We encourage coming in for acupuncture throughout pregnancy to maintain balance and strengthen the body’s reserves. Towards the end of pregnancy cervical ripening acupuncture is used as a labor prep. And no, there are no points on your cervix!

Cervical ripening is often your only pause before the storm. It’s a time to discharge both physical and emotional stress.
Sometimes this is through dialogue if appropriate, or simply through the alignment that occurs with acupuncture.

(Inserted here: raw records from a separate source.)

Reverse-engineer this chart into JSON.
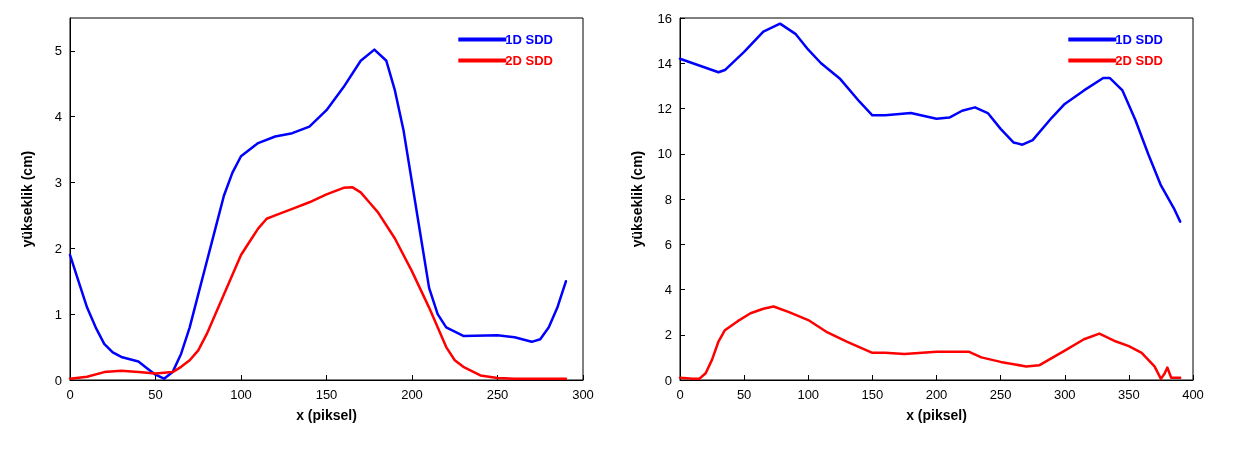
{
  "chart_data": [
    {
      "type": "line",
      "xlabel": "x (piksel)",
      "ylabel": "yükseklik (cm)",
      "xlim": [
        0,
        300
      ],
      "xticks": [
        0,
        50,
        100,
        150,
        200,
        250,
        300
      ],
      "ylim": [
        0,
        5.5
      ],
      "yticks": [
        0,
        1,
        2,
        3,
        4,
        5
      ],
      "legend": "top right",
      "grid": false,
      "marker": "none",
      "line_style": "solid",
      "series": [
        {
          "name": "1D SDD",
          "color": "#0000ff",
          "x": [
            0,
            5,
            10,
            15,
            20,
            25,
            30,
            40,
            45,
            50,
            55,
            60,
            65,
            70,
            75,
            80,
            85,
            90,
            95,
            100,
            110,
            120,
            130,
            140,
            150,
            160,
            170,
            178,
            185,
            190,
            195,
            200,
            205,
            210,
            215,
            220,
            230,
            250,
            260,
            270,
            275,
            280,
            285,
            290
          ],
          "values": [
            1.9,
            1.5,
            1.1,
            0.8,
            0.55,
            0.42,
            0.35,
            0.28,
            0.18,
            0.08,
            0.02,
            0.12,
            0.4,
            0.8,
            1.3,
            1.8,
            2.3,
            2.8,
            3.15,
            3.4,
            3.6,
            3.7,
            3.75,
            3.85,
            4.1,
            4.45,
            4.85,
            5.02,
            4.85,
            4.4,
            3.8,
            3.0,
            2.2,
            1.4,
            1.0,
            0.8,
            0.67,
            0.68,
            0.65,
            0.58,
            0.62,
            0.8,
            1.1,
            1.5
          ]
        },
        {
          "name": "2D SDD",
          "color": "#ff0000",
          "x": [
            0,
            10,
            20,
            30,
            40,
            50,
            60,
            65,
            70,
            75,
            80,
            85,
            90,
            95,
            100,
            105,
            110,
            115,
            120,
            130,
            140,
            150,
            160,
            165,
            170,
            175,
            180,
            190,
            200,
            210,
            215,
            220,
            225,
            230,
            240,
            250,
            260,
            290
          ],
          "values": [
            0.02,
            0.05,
            0.12,
            0.14,
            0.12,
            0.1,
            0.12,
            0.2,
            0.3,
            0.45,
            0.7,
            1.0,
            1.3,
            1.6,
            1.9,
            2.1,
            2.3,
            2.45,
            2.5,
            2.6,
            2.7,
            2.82,
            2.92,
            2.93,
            2.85,
            2.7,
            2.55,
            2.15,
            1.65,
            1.1,
            0.8,
            0.5,
            0.3,
            0.2,
            0.07,
            0.03,
            0.02,
            0.02
          ]
        }
      ]
    },
    {
      "type": "line",
      "xlabel": "x (piksel)",
      "ylabel": "yükseklik (cm)",
      "xlim": [
        0,
        400
      ],
      "xticks": [
        0,
        50,
        100,
        150,
        200,
        250,
        300,
        350,
        400
      ],
      "ylim": [
        0,
        16
      ],
      "yticks": [
        0,
        2,
        4,
        6,
        8,
        10,
        12,
        14,
        16
      ],
      "legend": "top right",
      "grid": false,
      "marker": "none",
      "line_style": "solid",
      "series": [
        {
          "name": "1D SDD",
          "color": "#0000ff",
          "x": [
            0,
            10,
            20,
            30,
            35,
            50,
            65,
            78,
            90,
            100,
            110,
            125,
            140,
            150,
            160,
            180,
            200,
            210,
            220,
            230,
            240,
            250,
            260,
            267,
            275,
            290,
            300,
            315,
            330,
            335,
            345,
            355,
            365,
            375,
            385,
            390
          ],
          "values": [
            14.2,
            14.0,
            13.8,
            13.6,
            13.7,
            14.5,
            15.4,
            15.75,
            15.3,
            14.6,
            14.0,
            13.3,
            12.3,
            11.7,
            11.7,
            11.8,
            11.55,
            11.6,
            11.9,
            12.05,
            11.8,
            11.1,
            10.5,
            10.4,
            10.6,
            11.6,
            12.2,
            12.8,
            13.35,
            13.35,
            12.8,
            11.5,
            10.0,
            8.6,
            7.6,
            7.0
          ]
        },
        {
          "name": "2D SDD",
          "color": "#ff0000",
          "x": [
            0,
            10,
            15,
            20,
            25,
            30,
            35,
            45,
            55,
            65,
            73,
            85,
            100,
            115,
            130,
            150,
            160,
            175,
            200,
            225,
            235,
            250,
            270,
            280,
            300,
            315,
            327,
            340,
            350,
            360,
            370,
            375,
            378,
            380,
            383,
            390
          ],
          "values": [
            0.1,
            0.05,
            0.05,
            0.3,
            0.9,
            1.7,
            2.2,
            2.6,
            2.95,
            3.15,
            3.25,
            3.0,
            2.65,
            2.1,
            1.7,
            1.2,
            1.2,
            1.15,
            1.25,
            1.25,
            1.0,
            0.8,
            0.6,
            0.65,
            1.3,
            1.8,
            2.05,
            1.7,
            1.5,
            1.2,
            0.6,
            0.05,
            0.3,
            0.55,
            0.1,
            0.1
          ]
        }
      ]
    }
  ]
}
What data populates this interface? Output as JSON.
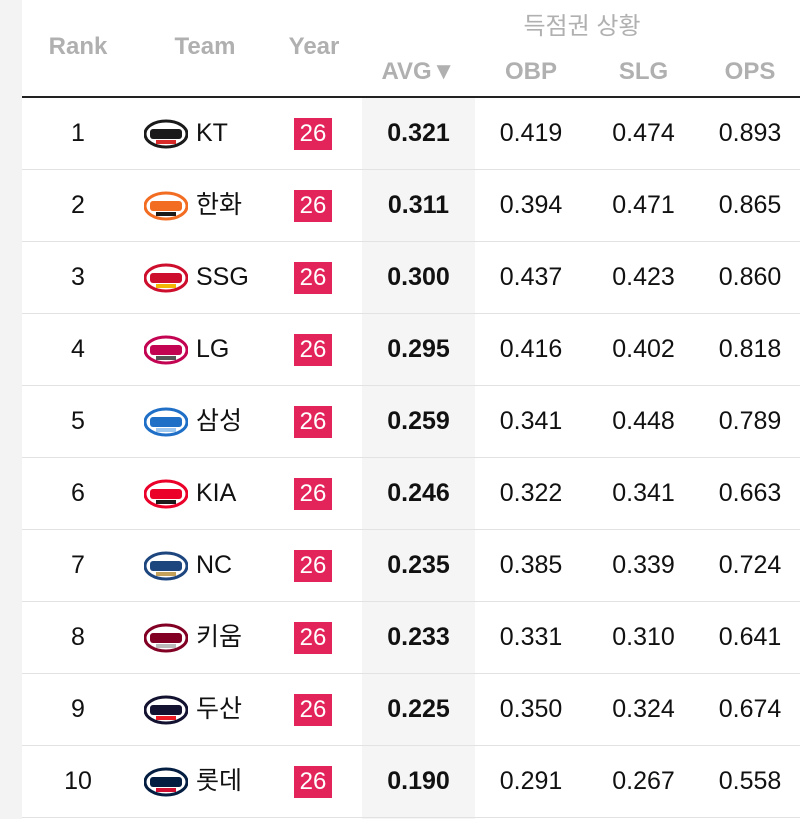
{
  "header": {
    "rank": "Rank",
    "team": "Team",
    "year": "Year",
    "group_label": "득점권 상황",
    "avg": "AVG▼",
    "obp": "OBP",
    "slg": "SLG",
    "ops": "OPS"
  },
  "colors": {
    "year_badge": "#e3245a",
    "sorted_column_bg": "#f5f5f5"
  },
  "rows": [
    {
      "rank": "1",
      "team": "KT",
      "logo": "kt-wiz-logo",
      "year": "26",
      "avg": "0.321",
      "obp": "0.419",
      "slg": "0.474",
      "ops": "0.893",
      "logo_color": "#1a1a1a",
      "logo_accent": "#d92a2a"
    },
    {
      "rank": "2",
      "team": "한화",
      "logo": "eagles-logo",
      "year": "26",
      "avg": "0.311",
      "obp": "0.394",
      "slg": "0.471",
      "ops": "0.865",
      "logo_color": "#f26c22",
      "logo_accent": "#1a1a1a"
    },
    {
      "rank": "3",
      "team": "SSG",
      "logo": "landers-logo",
      "year": "26",
      "avg": "0.300",
      "obp": "0.437",
      "slg": "0.423",
      "ops": "0.860",
      "logo_color": "#ce0e2d",
      "logo_accent": "#f2b705"
    },
    {
      "rank": "4",
      "team": "LG",
      "logo": "lg-twins-logo",
      "year": "26",
      "avg": "0.295",
      "obp": "0.416",
      "slg": "0.402",
      "ops": "0.818",
      "logo_color": "#c30452",
      "logo_accent": "#555555"
    },
    {
      "rank": "5",
      "team": "삼성",
      "logo": "lions-logo",
      "year": "26",
      "avg": "0.259",
      "obp": "0.341",
      "slg": "0.448",
      "ops": "0.789",
      "logo_color": "#1f6fc7",
      "logo_accent": "#9ec8f0"
    },
    {
      "rank": "6",
      "team": "KIA",
      "logo": "tigers-logo",
      "year": "26",
      "avg": "0.246",
      "obp": "0.322",
      "slg": "0.341",
      "ops": "0.663",
      "logo_color": "#ea0029",
      "logo_accent": "#1a1a1a"
    },
    {
      "rank": "7",
      "team": "NC",
      "logo": "dinos-logo",
      "year": "26",
      "avg": "0.235",
      "obp": "0.385",
      "slg": "0.339",
      "ops": "0.724",
      "logo_color": "#1d467f",
      "logo_accent": "#c4a15a"
    },
    {
      "rank": "8",
      "team": "키움",
      "logo": "kiwoom-logo",
      "year": "26",
      "avg": "0.233",
      "obp": "0.331",
      "slg": "0.310",
      "ops": "0.641",
      "logo_color": "#820024",
      "logo_accent": "#bbbbbb"
    },
    {
      "rank": "9",
      "team": "두산",
      "logo": "bears-logo",
      "year": "26",
      "avg": "0.225",
      "obp": "0.350",
      "slg": "0.324",
      "ops": "0.674",
      "logo_color": "#131230",
      "logo_accent": "#ed1c24"
    },
    {
      "rank": "10",
      "team": "롯데",
      "logo": "giants-logo",
      "year": "26",
      "avg": "0.190",
      "obp": "0.291",
      "slg": "0.267",
      "ops": "0.558",
      "logo_color": "#041e42",
      "logo_accent": "#d00f31"
    }
  ]
}
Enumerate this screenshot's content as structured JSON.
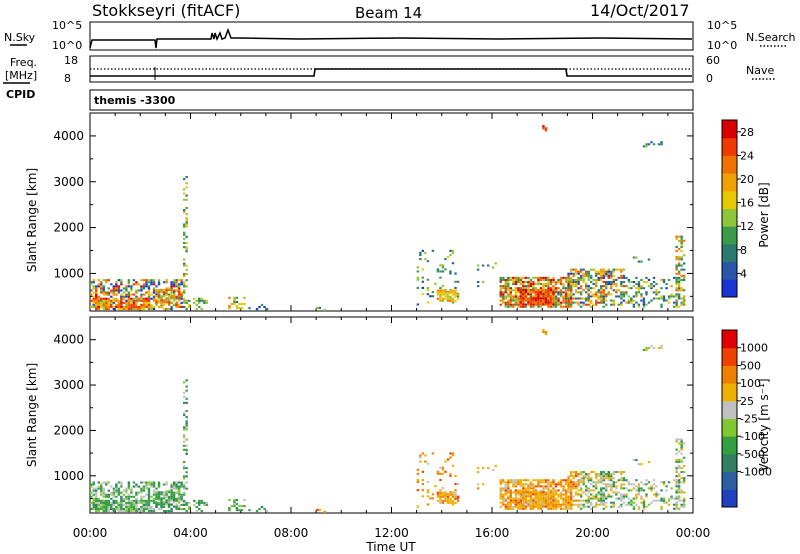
{
  "header": {
    "station": "Stokkseyri (fitACF)",
    "beam": "Beam 14",
    "date": "14/Oct/2017"
  },
  "nsky_panel": {
    "left_label": "N.Sky",
    "right_label": "N.Search",
    "left_ticks": [
      "10^5",
      "10^0"
    ],
    "right_ticks": [
      "10^5",
      "10^0"
    ]
  },
  "freq_panel": {
    "left_label_top": "Freq.",
    "left_label_unit": "[MHz]",
    "cpid_label": "CPID",
    "right_label": "Nave",
    "left_ticks": [
      "18",
      "8"
    ],
    "right_ticks": [
      "60",
      "0"
    ],
    "cpid_text": "themis -3300"
  },
  "colors": {
    "power_scale": [
      "#1a35d6",
      "#2a55a8",
      "#2a7a70",
      "#3a9a4a",
      "#8ec63a",
      "#e8c800",
      "#f0a000",
      "#f07000",
      "#ee3a00",
      "#d80000"
    ],
    "velocity_scale": [
      "#2040c0",
      "#2a60a0",
      "#2f8060",
      "#30a040",
      "#80c830",
      "#c0c0c0",
      "#f0b000",
      "#f08000",
      "#f04000",
      "#e00000"
    ]
  },
  "chart_data": [
    {
      "type": "heatmap",
      "title": "Power",
      "ylabel": "Slant Range [km]",
      "xlabel": "Time UT",
      "x_ticks": [
        "00:00",
        "04:00",
        "08:00",
        "12:00",
        "16:00",
        "20:00",
        "00:00"
      ],
      "y_ticks": [
        1000,
        2000,
        3000,
        4000
      ],
      "ylim": [
        180,
        4500
      ],
      "colorbar": {
        "label": "Power [dB]",
        "ticks": [
          "4",
          "8",
          "12",
          "16",
          "20",
          "24",
          "28"
        ],
        "range": [
          0,
          30
        ]
      }
    },
    {
      "type": "heatmap",
      "title": "Velocity",
      "ylabel": "Slant Range [km]",
      "xlabel": "Time UT",
      "x_ticks": [
        "00:00",
        "04:00",
        "08:00",
        "12:00",
        "16:00",
        "20:00",
        "00:00"
      ],
      "y_ticks": [
        1000,
        2000,
        3000,
        4000
      ],
      "ylim": [
        180,
        4500
      ],
      "colorbar": {
        "label": "Velocity [m s⁻¹]",
        "ticks": [
          "1000",
          "500",
          "100",
          "25",
          "-25",
          "-100",
          "-500",
          "-1000"
        ]
      }
    }
  ]
}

A New Zealand study published in 2006 found that women who received weekly acupuncture in the 4 weeks prior to birth had a (4):
A 35% reduction in the number of medical inductions
A 31% reduction in epidural use
A 32% reduction in emergency C-section rate
A 9% increase in normal vaginal births

If you’re looking for a local acupuncture clinic, please feel free to get in touch with Acumamas located in Vancouver. We would love to help answer any questions you may have regarding acupuncture and how it can be beneficial throughout your pregnancy and birth experience.  https://acumamas.janeapp.com

 

References:

1. Journal of Midwifery & Women’s Health: Vol 61, no 4. Wiley Online Library. (n.d.). Retrieved April 7, 2022, from https://onlinelibrary.wiley.com/toc/15422011/2016/61/4

2. Acupuncture Administered after Spontaneous Rupture of Membranes at Term Significantly Reduces the Length of Birth and Use of Oxytocin: A Randomized Controlled Trial, Obstetric Anesthesia Digest: June 2007 – Volume 27 – Issue 2 – p 96-97 https://journals.lww.com/obstetricanesthesia/Citation/2007/06000/Acupuncture_Administered_after_Spontaneous_Rupture.50.aspx

3. Gaudernack, Forbord, S., & Hole, E. (2006). Acupuncture administered after spontaneous rupture of membranes at term significantly reduces the length of birth and use of oxytocin. A randomized controlled trial. Acta Obstetricia et Gynecologica Scandinavica, 85(11), 1348–1353. https://pubmed.ncbi.nlm.nih.gov/17091416/

4. Betts, Debra & Lenox, S.. (2006). Acupuncture For Prebirth Treatment: An Observational Study Of Its Use In Midwifery Practice. Medical Acupuncture. 17. 16-19.